Twelfth Night (Open Air)

Editorial Staff

Editorial Staff

| London's West End |

7 June 2005

The Regent’s Park season kicked off with the rather unseasonal Twelfth Night – although the temperatures were more akin to January than June. Director Timothy Sheader has set the play in some sunny, far-flung reach of the Spanish empire, an Illyria where pirates hold sway – and a setting even more incongruous in the frozen wastes of Regent’s Park.

But what made the setting even stranger was not the sight of blankets and duvets in the audience, nor even the parrot settling on the shoulder of one of Olivia’s maids, but an opening containing Orsino and Olivia strolling through the town. As a good deal of the action of the play depends on the unavailability of Olivia, closeted as she is in a house of mourning, and as Orsino chooses to shut up himself away and woo by proxy, it’s a peculiar decision to have them taking the evening air together.

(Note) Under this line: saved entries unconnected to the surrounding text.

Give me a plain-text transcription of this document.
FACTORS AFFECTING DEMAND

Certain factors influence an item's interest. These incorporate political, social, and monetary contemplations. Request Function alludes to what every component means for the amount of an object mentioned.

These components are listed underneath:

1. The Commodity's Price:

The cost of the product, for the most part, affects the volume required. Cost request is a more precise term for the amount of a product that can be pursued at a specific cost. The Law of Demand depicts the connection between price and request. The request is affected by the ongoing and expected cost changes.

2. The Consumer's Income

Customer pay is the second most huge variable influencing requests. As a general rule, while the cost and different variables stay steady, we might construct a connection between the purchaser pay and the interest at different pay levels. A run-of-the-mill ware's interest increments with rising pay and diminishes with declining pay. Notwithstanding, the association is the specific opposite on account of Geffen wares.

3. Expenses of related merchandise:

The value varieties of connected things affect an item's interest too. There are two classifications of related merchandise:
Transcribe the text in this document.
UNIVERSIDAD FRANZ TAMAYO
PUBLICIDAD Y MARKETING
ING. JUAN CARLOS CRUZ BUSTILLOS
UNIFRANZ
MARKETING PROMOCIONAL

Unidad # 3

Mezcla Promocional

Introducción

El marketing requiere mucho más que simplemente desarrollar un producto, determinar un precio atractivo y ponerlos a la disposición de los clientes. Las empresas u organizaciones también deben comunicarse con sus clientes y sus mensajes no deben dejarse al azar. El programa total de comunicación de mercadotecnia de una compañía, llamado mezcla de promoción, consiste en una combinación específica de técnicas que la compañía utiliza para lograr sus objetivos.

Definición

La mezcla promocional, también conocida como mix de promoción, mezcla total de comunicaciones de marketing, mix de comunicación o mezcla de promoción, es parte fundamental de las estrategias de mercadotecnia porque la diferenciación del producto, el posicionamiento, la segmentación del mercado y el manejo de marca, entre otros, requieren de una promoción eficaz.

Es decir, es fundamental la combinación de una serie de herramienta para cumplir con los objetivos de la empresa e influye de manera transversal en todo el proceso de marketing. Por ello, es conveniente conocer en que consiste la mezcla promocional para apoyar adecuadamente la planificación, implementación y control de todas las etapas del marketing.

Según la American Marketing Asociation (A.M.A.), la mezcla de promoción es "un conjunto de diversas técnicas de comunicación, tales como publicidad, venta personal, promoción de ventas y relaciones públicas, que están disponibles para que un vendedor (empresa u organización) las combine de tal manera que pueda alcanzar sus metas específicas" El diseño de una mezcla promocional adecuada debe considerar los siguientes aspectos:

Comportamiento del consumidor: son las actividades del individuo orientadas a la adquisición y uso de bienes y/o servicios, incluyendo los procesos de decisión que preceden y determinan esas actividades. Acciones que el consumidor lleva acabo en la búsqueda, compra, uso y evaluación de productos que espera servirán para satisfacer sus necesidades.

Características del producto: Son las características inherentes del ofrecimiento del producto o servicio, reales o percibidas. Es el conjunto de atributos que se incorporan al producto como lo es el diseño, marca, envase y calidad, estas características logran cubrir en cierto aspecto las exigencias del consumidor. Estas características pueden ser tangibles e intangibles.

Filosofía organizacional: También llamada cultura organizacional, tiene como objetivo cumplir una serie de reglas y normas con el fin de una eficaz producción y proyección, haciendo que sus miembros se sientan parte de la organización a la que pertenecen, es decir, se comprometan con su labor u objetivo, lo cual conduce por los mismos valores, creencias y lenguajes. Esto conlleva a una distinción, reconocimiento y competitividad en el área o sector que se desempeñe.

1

Olivia’s grief seems particularly strange. She casts off her veil very quickly and, rather exotically smokes cigars while receiving the disguised Viola. And rather than carefully preserving her chastity, Sirene Saba’s Olivia seems well up for it, leaping into Feste’s arms and making her attentions on Viola all too plain.

We’re also missing the sexual ambiguity of Viola’s relationships with Daniel Flynn’s rather too roughcast Orsino, We certainly don’t get any of the homoerotic undertones in this relationship, nor do we in the relationship between Sebastian and Antonio.

Simon Day’s Feste is for no apparent reason, an Indian shaman, doubling as a spy. We see him observing both Viola and Sebastian come ashore, so he’s totally aware of the reason for the confusion: That makes sense if one wants to think of him in delighting in all the confusion as the others do when Malvolio is tricked, but there’s no indication that he’s revelling in the mistaken identities and it also renders his scene with Sebastian nonsensical.

The biggest disappointment is Martin Jarvis’s Malvolio. There’s none of the cold authority that makes him so hateful a character; and that makes Maria and Sir Toby’s trick work so well. Pompously blowing his whistle like a parks football ref, he’s more like a minor bureaucrat than the ambitious, self-regarding puritan. It’s true that the letter-reading scene is funny but this is an almost impossible scene to mess up.

There are some plus points, Day sings Feste’s songs beautifully, Mariah Gale makes for an affecting Viola (and the ‘dual’ with Aguecheek is well-handled) and Desmond Barrit is a world-weary Sir Toby, torn between the delights of the bottle and his Maria, but with an underlying sadness.

Perhaps it was the cold numbing the audience and freezing the sexual ardour, but this is a production that never quite comes to life, perhaps it needs warmer evenings to really catch fire.